Miren al Parlamento y entenderán las razones por las que la caída en esta espiral de despropósitos y de licuación ética de la que hablamos resulta fácil de comprender. Si bienes supremos como la libertad individual o la justicia son cómodamente quebrados por criminales de toda índole que posteriormente son premiados y alabados públicamente, si los medios de comununicación del sistema promueven impunemente los señalamientos, los insultos continuos y las falsedades reiteradas, si las escuelas se convierten en plataformas privililegiadas para los adoctrinamientos políticos más rastreros, si las universidades son nidos de miserables, corruptelas y de radicalidad ideológica y si, en general y repetidamente, la estabilidad política y social se ve atacada por especímenes irracionales que en escasísimas ocasiones padecen su sanción, resulta lógico que, a fuerza de insistir en la ignominia, al final se hayan impuesto la vulgaridad más abyecta, la ignorancia más dramática, el desconocimiento más zafio y la intimidación, el chantaje y la corrupción como las opciones más rápidas para conseguir lo que se desea a cualquier precio.
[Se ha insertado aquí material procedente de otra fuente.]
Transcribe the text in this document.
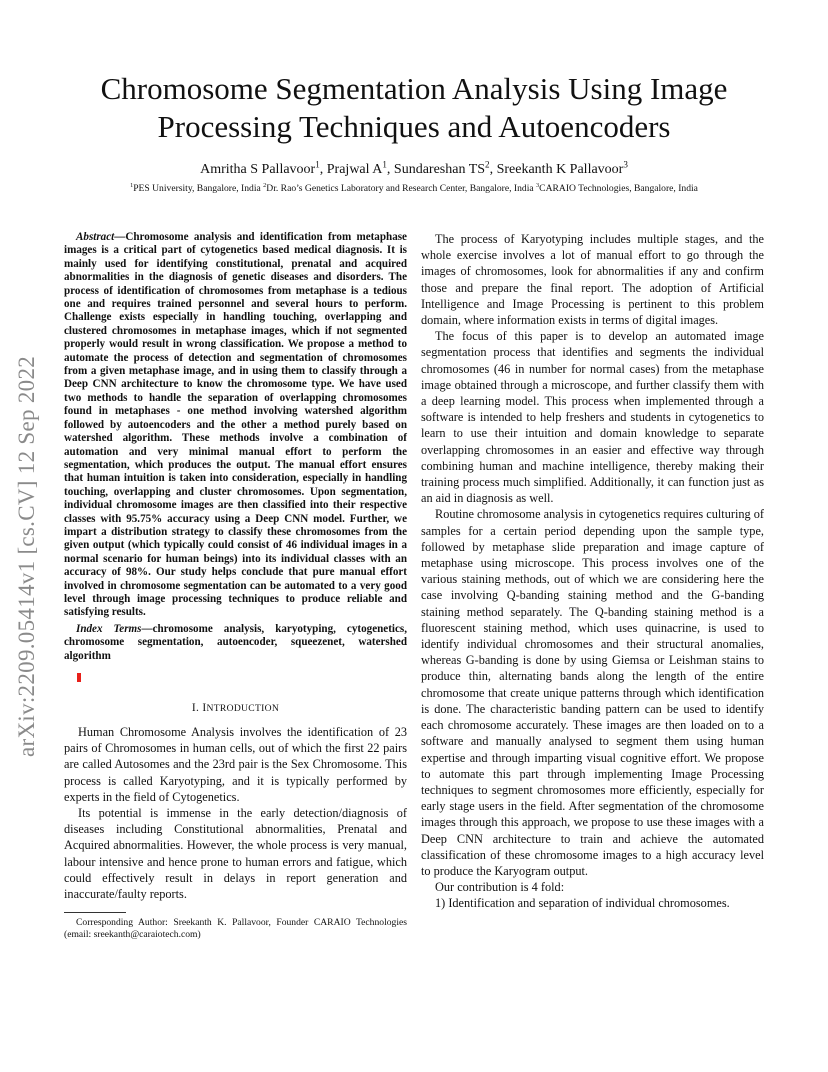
arXiv:2209.05414v1 [cs.CV] 12 Sep 2022
Chromosome Segmentation Analysis Using Image
Processing Techniques and Autoencoders
Amritha S Pallavoor$^1$, Prajwal $A^1$, Sundareshan $TS^2$, Sreekanth K Pallavoor$^3$
$^1$PES University, Bangalore, India $^2$Dr. Rao’s Genetics Laboratory and Research Center, Bangalore, India $^3$CARAIO Technologies, Bangalore, India

Abstract—Chromosome analysis and identification from metaphase images is a critical part of cytogenetics based medical diagnosis. It is mainly used for identifying constitutional, prenatal and acquired abnormalities in the diagnosis of genetic diseases and disorders. The process of identification of chromosomes from metaphase is a tedious one and requires trained personnel and several hours to perform. Challenge exists especially in handling touching, overlapping and clustered chromosomes in metaphase images, which if not segmented properly would result in wrong classification. We propose a method to automate the process of detection and segmentation of chromosomes from a given metaphase image, and in using them to classify through a Deep CNN architecture to know the chromosome type. We have used two methods to handle the separation of overlapping chromosomes found in metaphases - one method involving watershed algorithm followed by autoencoders and the other a method purely based on watershed algorithm. These methods involve a combination of automation and very minimal manual effort to perform the segmentation, which produces the output. The manual effort ensures that human intuition is taken into consideration, especially in handling touching, overlapping and cluster chromosomes. Upon segmentation, individual chromosome images are then classified into their respective classes with 95.75% accuracy using a Deep CNN model. Further, we impart a distribution strategy to classify these chromosomes from the given output (which typically could consist of 46 individual images in a normal scenario for human beings) into its individual classes with an accuracy of 98%. Our study helps conclude that pure manual effort involved in chromosome segmentation can be automated to a very good level through image processing techniques to produce reliable and satisfying results.

Index Terms—chromosome analysis, karyotyping, cytogenetics, chromosome segmentation, autoencoder, squeezenet, watershed algorithm

I. INTRODUCTION

Human Chromosome Analysis involves the identification of 23 pairs of Chromosomes in human cells, out of which the first 22 pairs are called Autosomes and the 23rd pair is the Sex Chromosome. This process is called Karyotyping, and it is typically performed by experts in the field of Cytogenetics.

Its potential is immense in the early detection/diagnosis of diseases including Constitutional abnormalities, Prenatal and Acquired abnormalities. However, the whole process is very manual, labour intensive and hence prone to human errors and fatigue, which could effectively result in delays in report generation and inaccurate/faulty reports.

Corresponding Author: Sreekanth K. Pallavoor, Founder CARAIO Technologies (email: sreekanth@caraiotech.com)

The process of Karyotyping includes multiple stages, and the whole exercise involves a lot of manual effort to go through the images of chromosomes, look for abnormalities if any and confirm those and prepare the final report. The adoption of Artificial Intelligence and Image Processing is pertinent to this problem domain, where information exists in terms of digital images.

The focus of this paper is to develop an automated image segmentation process that identifies and segments the individual chromosomes (46 in number for normal cases) from the metaphase image obtained through a microscope, and further classify them with a deep learning model. This process when implemented through a software is intended to help freshers and students in cytogenetics to learn to use their intuition and domain knowledge to separate overlapping chromosomes in an easier and effective way through combining human and machine intelligence, thereby making their training process much simplified. Additionally, it can function just as an aid in diagnosis as well.

Routine chromosome analysis in cytogenetics requires culturing of samples for a certain period depending upon the sample type, followed by metaphase slide preparation and image capture of metaphase using microscope. This process involves one of the various staining methods, out of which we are considering here the case involving Q-banding staining method and the G-banding staining method separately. The Q-banding staining method is a fluorescent staining method, which uses quinacrine, is used to identify individual chromosomes and their structural anomalies, whereas G-banding is done by using Giemsa or Leishman stains to produce thin, alternating bands along the length of the entire chromosome that create unique patterns through which identification is done. The characteristic banding pattern can be used to identify each chromosome accurately. These images are then loaded on to a software and manually analysed to segment them using human expertise and through imparting visual cognitive effort. We propose to automate this part through implementing Image Processing techniques to segment chromosomes more efficiently, especially for early stage users in the field. After segmentation of the chromosome images through this approach, we propose to use these images with a Deep CNN architecture to train and achieve the automated classification of these chromosome images to a high accuracy level to produce the Karyogram output.

Our contribution is 4 fold:

1) Identification and separation of individual chromosomes.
Y lo que se desea, siempre, es poder para manejar presupuestos públicos y poder para diseminar caducas ideologías totalitarias de izquierda.

 

La familia y la escuela son los responsables primeros de que la educación sea realmente un baño de civilización que la mayoría de los individuos adquirimos para evitar los muchos roces, colisiones y conflictos que pueden surgir en sociedades complejas como en las que hoy convivimos los hombres y mujeres occidentales. Pero cuando esta pátina de seguridad se resquebraja tolerando lo inadmisible y justificando lo injustificable se entra en una dramática caída hacia el envilecimiento que luego siempre resulta muy difícil, cuando no imposible, detener. Si nos fijamos bien, en España especialmente, pero también en demasiados lugares de Europa y Estados Unidos, ya hemos traspasado numerosos niveles de seguridad en este camino que nos lleva inevitablemente a las más altas cotas de la estulticia y de la miseria.

 

Cada vez que un profesor coacciona a un alumno, en cada ocasión en la que un adolescente perfectamente adoctrinado desprecia a sus mayores insultándoles en la calle, en el momento en el que se atacan iglesias que representan las legítimas creencias de numerosos ciudadanos, cuando se desecha toda la civilidad que guarda un museo, cuando las fiestas populares se convierten en bacanales indecentes o cuando se profanan tumbas, se destrozan servicios públicos o se manipulan libros de texto, se están cometiendo actos delictivos (o casi) que deben ser sancionados penalmente, pero, además, se está inyectando en el cuerpo social un acervo de comportamientos caóticos, desaprensivos e indecentes que, en poco tiempo, siempre acaban por contaminar en mayor o menor medida todas las relaciones que vertebran y definen a una determinada comunidad. Y, por supuesto, emponzoñan, especialmente, las instituciones. Basta con mirar hoy cómo la oclocracia desborda el Parlamento.